Они присели у холма на густую, выгоревшую на солнце траву, усеянную звездочками желтых и фиолетовых цветов.

– Немного перекусим, и пора назад. – Михаил достал бутерброды. – Ты чего скис, Егор?

– Не знаю, – Том разглядывал орла, парящего над ними. – Как будто еще нет людей. Еще не было ни войн, ни страхов. Нечего и некого делить.

– А мне нравится. – Монгол бодро захрустел огурцом. – Все такое… Первобытное. И на зоопарк не похоже. Там как тюрьма, а тут ты типа сам в гости приперся. Эх, если бы тут жил, наверное браконьером стал.

– Не романтик ты, Монгол.

– Это да. Романтика у меня еще в детском саду отстреляла, когда мы зимушку-зиму встречали.

– Это как так?

– Да так… Поначалу пели ей песни, снежинки из бумаги вырезали. А уже весной жгли ее чучело.

– Ладно, харош балдеть. Пора назад, пока не промокли. – Михаил кивнул на юг, туда, где за невысоким горбатым склоном пряталось море. Оттуда, через южный склон горной долины, быстро валили облака. Заползая в долину, они стекали на ее дно, к центру, и постепенно подбирались к ним…

Старец

Переполненные впечатлениями, они возвращались назад. Короткий сон давал о себе знать: реальность будто притупилась, потеряла свою резкость, и все, что они видели, тоже казалось каким-то волшебным коллективным сновидением. Уже на склоне Миша продолжил свой рассказ.

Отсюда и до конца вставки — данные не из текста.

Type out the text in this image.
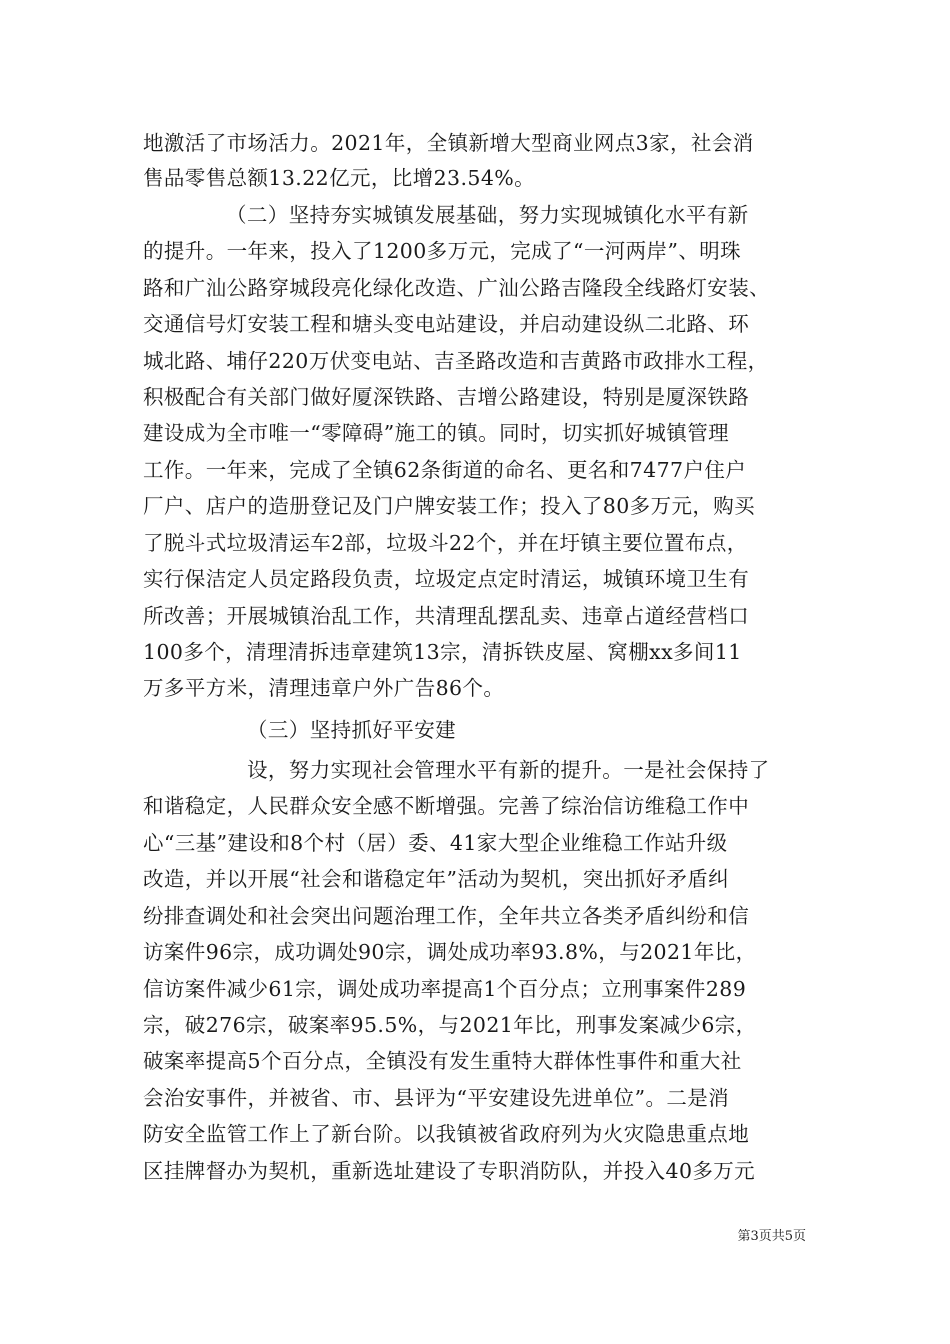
地激活了市场活力。2021年，全镇新增大型商业网点3家，社会消
售品零售总额13.22亿元，比增23.54%。
（二）坚持夯实城镇发展基础，努力实现城镇化水平有新
的提升。一年来，投入了1200多万元，完成了“一河两岸”、明珠
路和广汕公路穿城段亮化绿化改造、广汕公路吉隆段全线路灯安装、
交通信号灯安装工程和塘头变电站建设，并启动建设纵二北路、环
城北路、埔仔220万伏变电站、吉圣路改造和吉黄路市政排水工程，
积极配合有关部门做好厦深铁路、吉增公路建设，特别是厦深铁路
建设成为全市唯一“零障碍”施工的镇。同时，切实抓好城镇管理
工作。一年来，完成了全镇62条街道的命名、更名和7477户住户
厂户、店户的造册登记及门户牌安装工作；投入了80多万元，购买
了脱斗式垃圾清运车2部，垃圾斗22个，并在圩镇主要位置布点，
实行保洁定人员定路段负责，垃圾定点定时清运，城镇环境卫生有
所改善；开展城镇治乱工作，共清理乱摆乱卖、违章占道经营档口
100多个，清理清拆违章建筑13宗，清拆铁皮屋、窝棚xx多间11
万多平方米，清理违章户外广告86个。
（三）坚持抓好平安建
设，努力实现社会管理水平有新的提升。一是社会保持了
和谐稳定，人民群众安全感不断增强。完善了综治信访维稳工作中
心“三基”建设和8个村（居）委、41家大型企业维稳工作站升级
改造，并以开展“社会和谐稳定年”活动为契机，突出抓好矛盾纠
纷排查调处和社会突出问题治理工作，全年共立各类矛盾纠纷和信
访案件96宗，成功调处90宗，调处成功率93.8%，与2021年比，
信访案件减少61宗，调处成功率提高1个百分点；立刑事案件289
宗，破276宗，破案率95.5%，与2021年比，刑事发案减少6宗，
破案率提高5个百分点，全镇没有发生重特大群体性事件和重大社
会治安事件，并被省、市、县评为“平安建设先进单位”。二是消
防安全监管工作上了新台阶。以我镇被省政府列为火灾隐患重点地
区挂牌督办为契机，重新选址建设了专职消防队，并投入40多万元
第3页共5页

– Помню, подошел я к зеркалу. А оттуда на меня смотрел воспаленными глазами какой-то незнакомый человек. Изможденный, высохший, с язвами на желтом лице и руках. Рак-отшельник, по недоразумению судьбы лишившийся своей ракушки. Испуганный, воспринимающий все обостренно, уже готовый всех любить и боящийся своего нового состояния.

Но уже совсем скоро ко мне стала возвращаться моя старая, «бытовая» логика. Я ловил себя на мысли: ведь если всерьез, если до конца отнестись к своему откровению, то прощай, вольница, здравствуй – труд. Я спрашивал себя, что скажет совесть, и она, обновленная, говорила: даже не думай о прошлом. Просто иди дальше и не бойся.

Михаил замолчал.

– Так, может, ты изобрел эликсир истины? – усмехнулся Том.

– Дело не в растворе. Конечно, я с радостью поделился им с приятелем. Сева проставился его остатками, а потом сказал: ничего, нормально. И пошел домой. Разве сатана может изгонять сатану? Так что это было действительно откровение: до того момента никто из людей не раскрыл мне, что такое вера. И тогда Господь подошел ко мне изнутри. Ткнул меня носом, как блохастого котенка, в миску с молоком. Он к каждому находит путь, если человек хоть чуточку пытается разобраться в себе всерьез.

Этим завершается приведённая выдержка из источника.